21.2.03

ELIANE CANTANHÊDE


Fome zero, propostas mil


BRASÍLIA - Ao oferecer um churrasco hoje e amanhã para os governadores, Lula põe a mão na massa e assume definitivamente o comando político do seu governo. Chega de intermediários. Agora é com Lula, sua lábia e sua capacidade negociadora.

Se a carne é de primeira, os temas são indigestos. Lula diz que a situação é "gravíssima", enquanto seu governo aumenta os juros, o superávit fiscal e as tarifas públicas, apavorado com a inflação. Do outro lado da mesa, os governadores não estão mortos de fome, mas de falta de recursos. Em resumo, o presidente vai dizer que não tem dinheiro, e os governadores vão responder que precisam desesperadamente de dinheiro. Os funcionários públicos que se cuidem!

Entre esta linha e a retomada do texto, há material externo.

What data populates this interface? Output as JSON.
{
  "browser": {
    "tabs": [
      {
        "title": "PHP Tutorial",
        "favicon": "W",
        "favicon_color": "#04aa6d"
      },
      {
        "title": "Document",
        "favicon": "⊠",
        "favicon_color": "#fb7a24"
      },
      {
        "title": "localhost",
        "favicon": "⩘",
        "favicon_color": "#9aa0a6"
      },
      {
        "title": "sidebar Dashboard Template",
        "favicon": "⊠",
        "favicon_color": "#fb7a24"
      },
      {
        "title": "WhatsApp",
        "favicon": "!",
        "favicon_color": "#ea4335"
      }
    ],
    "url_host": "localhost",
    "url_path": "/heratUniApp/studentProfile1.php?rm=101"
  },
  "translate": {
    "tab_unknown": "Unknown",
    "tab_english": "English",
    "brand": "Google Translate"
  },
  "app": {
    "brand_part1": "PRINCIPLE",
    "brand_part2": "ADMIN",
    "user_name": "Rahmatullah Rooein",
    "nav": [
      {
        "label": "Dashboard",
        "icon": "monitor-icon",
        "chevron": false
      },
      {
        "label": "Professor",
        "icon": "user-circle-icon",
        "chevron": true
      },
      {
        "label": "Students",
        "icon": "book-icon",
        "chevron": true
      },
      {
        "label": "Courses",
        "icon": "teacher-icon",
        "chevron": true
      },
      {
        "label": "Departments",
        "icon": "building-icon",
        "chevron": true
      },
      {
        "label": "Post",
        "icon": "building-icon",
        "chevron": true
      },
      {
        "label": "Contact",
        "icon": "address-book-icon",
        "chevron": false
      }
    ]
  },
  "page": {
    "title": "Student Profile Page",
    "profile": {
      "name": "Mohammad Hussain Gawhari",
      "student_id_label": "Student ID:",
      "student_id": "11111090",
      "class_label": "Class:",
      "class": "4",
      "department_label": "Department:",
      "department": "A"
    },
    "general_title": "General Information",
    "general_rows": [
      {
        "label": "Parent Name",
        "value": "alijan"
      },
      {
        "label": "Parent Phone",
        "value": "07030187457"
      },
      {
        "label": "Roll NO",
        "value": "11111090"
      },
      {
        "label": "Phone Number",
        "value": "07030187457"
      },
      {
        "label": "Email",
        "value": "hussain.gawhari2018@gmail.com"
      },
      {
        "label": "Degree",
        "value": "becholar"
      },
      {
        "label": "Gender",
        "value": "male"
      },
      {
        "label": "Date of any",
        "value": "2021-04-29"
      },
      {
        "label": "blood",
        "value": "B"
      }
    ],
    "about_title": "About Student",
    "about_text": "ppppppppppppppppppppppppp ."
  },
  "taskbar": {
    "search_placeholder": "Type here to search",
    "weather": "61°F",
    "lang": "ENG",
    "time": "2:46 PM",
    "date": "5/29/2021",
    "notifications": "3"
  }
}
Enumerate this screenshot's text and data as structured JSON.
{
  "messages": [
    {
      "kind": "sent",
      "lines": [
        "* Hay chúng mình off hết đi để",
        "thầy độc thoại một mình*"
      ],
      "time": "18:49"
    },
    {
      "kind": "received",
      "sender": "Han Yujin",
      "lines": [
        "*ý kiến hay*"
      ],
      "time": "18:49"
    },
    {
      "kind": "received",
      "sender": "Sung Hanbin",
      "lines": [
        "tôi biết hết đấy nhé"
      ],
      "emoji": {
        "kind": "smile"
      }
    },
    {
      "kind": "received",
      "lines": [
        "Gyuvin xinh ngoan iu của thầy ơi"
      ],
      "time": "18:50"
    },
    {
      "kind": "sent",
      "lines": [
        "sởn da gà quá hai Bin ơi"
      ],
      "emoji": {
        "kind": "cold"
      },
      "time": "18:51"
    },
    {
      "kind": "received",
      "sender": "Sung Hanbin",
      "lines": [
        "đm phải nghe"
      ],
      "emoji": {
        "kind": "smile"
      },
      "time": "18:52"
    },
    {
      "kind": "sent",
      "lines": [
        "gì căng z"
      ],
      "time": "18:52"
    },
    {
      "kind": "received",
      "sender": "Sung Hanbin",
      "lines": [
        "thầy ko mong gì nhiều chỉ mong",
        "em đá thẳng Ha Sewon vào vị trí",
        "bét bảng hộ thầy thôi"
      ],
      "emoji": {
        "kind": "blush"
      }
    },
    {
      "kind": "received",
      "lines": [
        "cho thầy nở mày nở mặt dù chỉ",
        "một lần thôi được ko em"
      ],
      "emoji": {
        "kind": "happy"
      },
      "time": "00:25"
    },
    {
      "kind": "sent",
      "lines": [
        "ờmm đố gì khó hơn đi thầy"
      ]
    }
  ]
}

Se há algum tipo de consenso entre governo federal e governadores do PSDB, PMDB, PFL, PSB e até do PT é que a reforma da Previdência é inadiável. E, com ela, a discussão de medidas nada doces: regime único, aumento da idade de aposentadoria, fim do salário integral para aposentados, contribuição de inativos. Aécio Neves mandou para a Assembléia de Minas projeto reduzindo seu salário em 45% e já chega com uma pergunta incômoda: "E o teto e o subteto do funcionalismo?". Os presidentes do Executivo, do Legislativo e do Judiciário não regulamentaram.

Contra funcionários, é fácil. Depois, vem a reforma tributária, e aí a coisa complica. Estados produtores de um lado, importadores de outro, e Palocci querendo "federalizar" o ICMS, o imposto estadual. Um mais um e mais um somam um problemão.

Lula, portanto, terá um grande dia hoje, daqueles de que ele gosta desde os tempos de líder sindical do ABC. Impasses, interesses divergentes, medidas duras, tudo uma confusão. E ele, no meio, dando ordem à bagunça.

Se do Torto sair um conjunto consistente de propostas, a vitória é de Lula. Se tudo se resumir à tradicional nota genérica de três parágrafos, a derrota é dele. E não é hora. Com o seu governo apanhando tanto e tão cedo, a prioridade política é justamente essa: preservar o próprio Lula.